Beatriz cruzou os braços emburrada ao perceber que, àquela altura, já havia lágrimas de riso nos olhos do irmão. Sofia continuava mastigando seu biscoito, de forma quase filosófica.
- Não é tão engraçado. – a caçula observou por fim, já perdendo a paciência com o riso continuado de André.
- Como não? – ele respondeu, a sombra do riso ainda no rosto – Não, sério, Sofia, eu a congratulo. Você largar Beatriz lá, enquanto o cara corria atrás dela tentando exorcizá-la! Isso foi fantástico!
- Da forma como eu vejo as coisas, foi ela quem me largou lá. – Sofia observou.
- Mas eu voltei! – Beatriz argumentou, voltando-se para a amiga – E quando eu voltei, você tinha ido embora. Aliás, aquele cara só conseguiu me pegar porque eu parei para te procurar.
- Se serve de algum consolo, eu quase me arrependo de ter perdido a cena.
Beatriz suspirou.
- Ainda bem que não contei a ele que o Cântico dos Cânticos é um livro erótico...
Sofia e André se encararam. O rapaz deu de ombros.
- Não olhe para mim. Eu sou só o irmão. Não posso ser culpado de nada.
A musicista suspirou.
- Tudo bem. Das aventuras que já vivi ao lado de Beatriz, essa até que foi bem tranqüila. Nada pode ser pior do que o dia em que ela decidiu que era uma boa idéia irmos caminhando do colégio para minha casa.

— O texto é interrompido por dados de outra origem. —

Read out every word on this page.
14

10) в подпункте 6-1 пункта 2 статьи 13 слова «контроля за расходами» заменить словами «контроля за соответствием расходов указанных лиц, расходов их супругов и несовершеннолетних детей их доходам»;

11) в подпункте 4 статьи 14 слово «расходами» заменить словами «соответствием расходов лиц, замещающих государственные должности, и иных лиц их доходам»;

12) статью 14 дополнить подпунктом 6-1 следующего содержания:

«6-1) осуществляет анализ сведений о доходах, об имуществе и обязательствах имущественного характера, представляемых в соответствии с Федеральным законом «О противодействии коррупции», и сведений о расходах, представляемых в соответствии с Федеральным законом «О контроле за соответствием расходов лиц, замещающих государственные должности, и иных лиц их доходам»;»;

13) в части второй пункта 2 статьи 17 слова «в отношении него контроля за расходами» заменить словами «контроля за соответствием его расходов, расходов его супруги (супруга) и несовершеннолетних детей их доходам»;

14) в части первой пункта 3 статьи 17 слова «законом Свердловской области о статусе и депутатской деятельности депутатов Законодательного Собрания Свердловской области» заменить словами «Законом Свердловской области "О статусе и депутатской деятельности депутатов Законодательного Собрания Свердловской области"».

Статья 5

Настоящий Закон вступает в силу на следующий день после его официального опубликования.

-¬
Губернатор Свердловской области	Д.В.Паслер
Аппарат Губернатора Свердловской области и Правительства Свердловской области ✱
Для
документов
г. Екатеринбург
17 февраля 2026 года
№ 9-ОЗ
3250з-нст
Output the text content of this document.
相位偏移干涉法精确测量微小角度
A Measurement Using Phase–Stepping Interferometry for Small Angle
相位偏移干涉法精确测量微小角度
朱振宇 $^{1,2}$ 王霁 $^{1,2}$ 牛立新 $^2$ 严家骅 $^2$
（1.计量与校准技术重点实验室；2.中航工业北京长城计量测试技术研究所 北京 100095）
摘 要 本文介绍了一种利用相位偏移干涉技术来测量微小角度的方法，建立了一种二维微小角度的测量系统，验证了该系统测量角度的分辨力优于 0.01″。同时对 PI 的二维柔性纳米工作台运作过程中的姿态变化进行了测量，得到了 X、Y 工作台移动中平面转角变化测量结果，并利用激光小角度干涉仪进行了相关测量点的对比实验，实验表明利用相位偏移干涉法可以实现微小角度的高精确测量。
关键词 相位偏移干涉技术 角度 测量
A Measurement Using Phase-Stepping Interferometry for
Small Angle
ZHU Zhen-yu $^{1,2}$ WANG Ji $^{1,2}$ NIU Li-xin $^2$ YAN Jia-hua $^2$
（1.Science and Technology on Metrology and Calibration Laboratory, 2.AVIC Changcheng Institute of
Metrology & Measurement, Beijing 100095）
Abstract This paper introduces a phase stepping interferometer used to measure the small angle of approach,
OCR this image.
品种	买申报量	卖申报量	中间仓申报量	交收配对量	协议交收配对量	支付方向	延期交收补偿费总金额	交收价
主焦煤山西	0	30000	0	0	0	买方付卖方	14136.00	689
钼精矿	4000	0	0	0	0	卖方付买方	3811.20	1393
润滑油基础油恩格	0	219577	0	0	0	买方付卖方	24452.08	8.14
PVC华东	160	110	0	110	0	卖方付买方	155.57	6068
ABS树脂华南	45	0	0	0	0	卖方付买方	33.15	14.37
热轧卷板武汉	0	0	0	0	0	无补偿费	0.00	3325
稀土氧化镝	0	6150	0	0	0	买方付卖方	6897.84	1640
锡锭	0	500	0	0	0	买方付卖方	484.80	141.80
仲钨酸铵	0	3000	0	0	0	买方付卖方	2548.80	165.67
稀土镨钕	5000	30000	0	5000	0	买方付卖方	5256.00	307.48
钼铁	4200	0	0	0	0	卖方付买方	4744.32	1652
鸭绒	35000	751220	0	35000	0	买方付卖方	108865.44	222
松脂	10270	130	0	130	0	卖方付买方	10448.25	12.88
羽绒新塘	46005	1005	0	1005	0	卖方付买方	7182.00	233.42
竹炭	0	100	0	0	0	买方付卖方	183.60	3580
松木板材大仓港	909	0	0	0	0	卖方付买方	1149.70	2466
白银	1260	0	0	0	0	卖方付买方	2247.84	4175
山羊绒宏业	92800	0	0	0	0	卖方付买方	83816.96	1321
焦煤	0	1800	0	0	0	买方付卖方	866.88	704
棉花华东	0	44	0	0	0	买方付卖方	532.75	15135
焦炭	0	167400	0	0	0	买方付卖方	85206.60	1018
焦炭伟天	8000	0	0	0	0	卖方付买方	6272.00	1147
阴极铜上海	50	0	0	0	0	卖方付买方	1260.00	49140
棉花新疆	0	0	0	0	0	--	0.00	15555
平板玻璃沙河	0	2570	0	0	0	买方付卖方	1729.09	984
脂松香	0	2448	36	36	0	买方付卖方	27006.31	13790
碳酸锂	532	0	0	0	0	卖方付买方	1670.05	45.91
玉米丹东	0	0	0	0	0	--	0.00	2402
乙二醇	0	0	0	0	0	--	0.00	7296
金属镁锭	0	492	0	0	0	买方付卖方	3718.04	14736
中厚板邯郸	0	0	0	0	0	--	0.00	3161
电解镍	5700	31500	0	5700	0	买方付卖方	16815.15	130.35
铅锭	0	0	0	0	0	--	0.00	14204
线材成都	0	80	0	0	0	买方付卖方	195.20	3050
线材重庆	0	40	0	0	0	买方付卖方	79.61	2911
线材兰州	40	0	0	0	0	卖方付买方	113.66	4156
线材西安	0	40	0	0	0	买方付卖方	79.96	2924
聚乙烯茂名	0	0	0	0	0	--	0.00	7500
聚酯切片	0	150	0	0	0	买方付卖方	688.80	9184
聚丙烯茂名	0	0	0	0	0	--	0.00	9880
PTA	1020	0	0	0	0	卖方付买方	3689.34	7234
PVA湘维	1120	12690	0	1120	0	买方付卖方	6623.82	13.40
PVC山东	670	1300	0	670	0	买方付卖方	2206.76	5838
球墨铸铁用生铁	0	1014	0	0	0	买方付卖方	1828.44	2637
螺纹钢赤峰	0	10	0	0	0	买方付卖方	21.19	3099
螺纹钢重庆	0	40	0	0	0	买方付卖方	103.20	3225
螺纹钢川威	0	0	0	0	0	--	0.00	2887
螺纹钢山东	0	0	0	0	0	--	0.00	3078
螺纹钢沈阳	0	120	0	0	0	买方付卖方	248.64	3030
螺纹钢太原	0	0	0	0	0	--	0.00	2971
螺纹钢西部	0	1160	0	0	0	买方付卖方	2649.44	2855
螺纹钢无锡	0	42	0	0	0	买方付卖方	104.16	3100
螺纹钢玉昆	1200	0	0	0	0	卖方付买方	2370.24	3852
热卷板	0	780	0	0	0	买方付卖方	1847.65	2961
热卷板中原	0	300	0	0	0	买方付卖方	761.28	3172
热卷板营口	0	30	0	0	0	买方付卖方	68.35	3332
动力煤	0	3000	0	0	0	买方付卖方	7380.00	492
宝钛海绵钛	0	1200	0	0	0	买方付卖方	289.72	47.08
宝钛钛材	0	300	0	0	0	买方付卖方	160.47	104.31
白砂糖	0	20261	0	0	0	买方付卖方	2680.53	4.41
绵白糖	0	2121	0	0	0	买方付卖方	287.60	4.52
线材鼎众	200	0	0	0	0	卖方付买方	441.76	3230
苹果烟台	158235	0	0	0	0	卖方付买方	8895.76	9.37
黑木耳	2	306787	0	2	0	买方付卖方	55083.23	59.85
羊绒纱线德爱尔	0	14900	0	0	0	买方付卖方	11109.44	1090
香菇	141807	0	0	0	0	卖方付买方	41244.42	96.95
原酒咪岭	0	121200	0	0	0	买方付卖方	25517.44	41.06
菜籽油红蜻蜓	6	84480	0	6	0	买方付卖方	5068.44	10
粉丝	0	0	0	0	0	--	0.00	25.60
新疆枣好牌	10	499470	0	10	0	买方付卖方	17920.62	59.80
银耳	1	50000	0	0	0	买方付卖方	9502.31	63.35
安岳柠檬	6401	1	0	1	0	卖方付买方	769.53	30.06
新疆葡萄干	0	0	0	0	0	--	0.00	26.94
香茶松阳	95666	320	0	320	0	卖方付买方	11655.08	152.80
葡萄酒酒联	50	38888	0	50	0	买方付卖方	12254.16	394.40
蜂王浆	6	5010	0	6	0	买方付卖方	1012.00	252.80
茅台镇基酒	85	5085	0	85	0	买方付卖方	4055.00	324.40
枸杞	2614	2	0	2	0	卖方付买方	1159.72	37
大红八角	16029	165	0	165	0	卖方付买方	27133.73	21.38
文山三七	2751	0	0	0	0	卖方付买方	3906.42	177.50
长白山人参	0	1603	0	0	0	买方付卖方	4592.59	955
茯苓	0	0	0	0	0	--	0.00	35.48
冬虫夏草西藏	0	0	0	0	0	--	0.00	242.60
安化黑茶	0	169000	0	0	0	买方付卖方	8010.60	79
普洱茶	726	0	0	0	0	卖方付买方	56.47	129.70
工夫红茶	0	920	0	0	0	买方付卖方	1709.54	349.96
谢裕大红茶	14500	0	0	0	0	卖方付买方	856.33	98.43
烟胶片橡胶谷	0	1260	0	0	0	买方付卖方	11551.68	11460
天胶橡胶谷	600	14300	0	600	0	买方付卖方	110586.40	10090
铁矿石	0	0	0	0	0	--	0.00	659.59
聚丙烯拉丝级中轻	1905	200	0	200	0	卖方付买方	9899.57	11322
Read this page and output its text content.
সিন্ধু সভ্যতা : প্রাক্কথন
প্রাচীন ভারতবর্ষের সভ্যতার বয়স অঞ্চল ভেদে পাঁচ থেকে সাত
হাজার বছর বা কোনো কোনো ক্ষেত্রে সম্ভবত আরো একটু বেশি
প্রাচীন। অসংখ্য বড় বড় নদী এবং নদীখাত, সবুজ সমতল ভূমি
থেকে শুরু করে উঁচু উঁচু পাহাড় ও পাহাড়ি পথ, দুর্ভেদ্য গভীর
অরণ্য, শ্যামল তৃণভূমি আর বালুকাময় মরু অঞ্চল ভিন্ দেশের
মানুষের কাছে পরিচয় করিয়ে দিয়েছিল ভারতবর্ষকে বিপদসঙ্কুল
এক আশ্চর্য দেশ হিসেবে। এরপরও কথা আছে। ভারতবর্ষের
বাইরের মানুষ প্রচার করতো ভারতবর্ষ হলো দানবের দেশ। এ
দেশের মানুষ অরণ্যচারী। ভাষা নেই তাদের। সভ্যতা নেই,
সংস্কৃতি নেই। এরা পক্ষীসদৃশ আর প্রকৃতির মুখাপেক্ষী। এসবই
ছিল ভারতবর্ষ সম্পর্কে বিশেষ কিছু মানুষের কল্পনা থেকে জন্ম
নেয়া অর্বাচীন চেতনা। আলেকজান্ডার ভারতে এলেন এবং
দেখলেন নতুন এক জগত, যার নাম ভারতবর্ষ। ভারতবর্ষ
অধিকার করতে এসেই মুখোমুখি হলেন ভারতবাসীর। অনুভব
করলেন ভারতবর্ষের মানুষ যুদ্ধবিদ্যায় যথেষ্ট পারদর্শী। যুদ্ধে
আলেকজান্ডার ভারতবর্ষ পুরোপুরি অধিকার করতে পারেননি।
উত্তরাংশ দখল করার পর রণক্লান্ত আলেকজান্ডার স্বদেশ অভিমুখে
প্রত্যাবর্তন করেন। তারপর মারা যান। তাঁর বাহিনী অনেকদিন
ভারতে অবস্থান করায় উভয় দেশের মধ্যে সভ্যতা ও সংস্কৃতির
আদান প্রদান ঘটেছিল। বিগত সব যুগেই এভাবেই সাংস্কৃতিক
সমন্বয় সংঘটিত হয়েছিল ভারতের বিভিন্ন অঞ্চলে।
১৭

- Você concordou! – Beatriz defendeu-se de imediato.
André piscou os olhos.
- Mas da escola para sua casa eram mais de trinta quilômetros!
- Trinta e sete para ser exata. Quase uma maratona. – Sofia pegou mais um biscoito – Passei quase uma semana com as pernas doendo.
- Você só conhece sua cidade caminhando por ela. – Bia anunciou, num tom de voz definitivo.
- Não que houvesse muito para conhecer no específico trecho que fizemos... – Sofia deu de ombros – E ainda fomos quase assaltadas.
Foi a vez de Beatriz piscar os olhos, confusa.
- Fomos?
- Por que eu nunca ouvi essa história antes? – André questionou, intrigado, enquanto também se servia de um biscoito.
- Porque a Bia nem percebeu o que estava acontecendo, já que ia o tempo inteiro cantando e, de uma forma geral, perdida em seu próprio mundo. – Sofia parou por um instante, perdida em reminiscências – O cara não falou muito alto, só mandou passar o relógio. Eu levantei o martelo e...
- Peraí... – André a interrompeu – O que diabos você estava fazendo com um martelo?
- Feira de ciências – as duas garotas falaram ao mesmo tempo.
- A gente tinha passado a tarde arrumando nosso stand. – Sofia completou – O caso é que eu levantei o martelo, o cara murmurou qualquer coisa e atravessou a rua. Beatriz não percebeu nada e eu achei melhor também não dizer.
- Quer dizer que fomos quase assaltadas naquele dia... – Beatriz murmurou de forma pensativa.
- Do jeito que você fala, parece até que queria ser assaltada. – André meneou a cabeça – Sério, Bia, só você mesmo. – ele deu uma olhada no relógio da cozinha – Bom, garotas, a conversa está boa, é sempre bom rir às expensas da minha irmãzinha...
- Hei!
- ...mas eu tenho de ir. Compromissos urgentes.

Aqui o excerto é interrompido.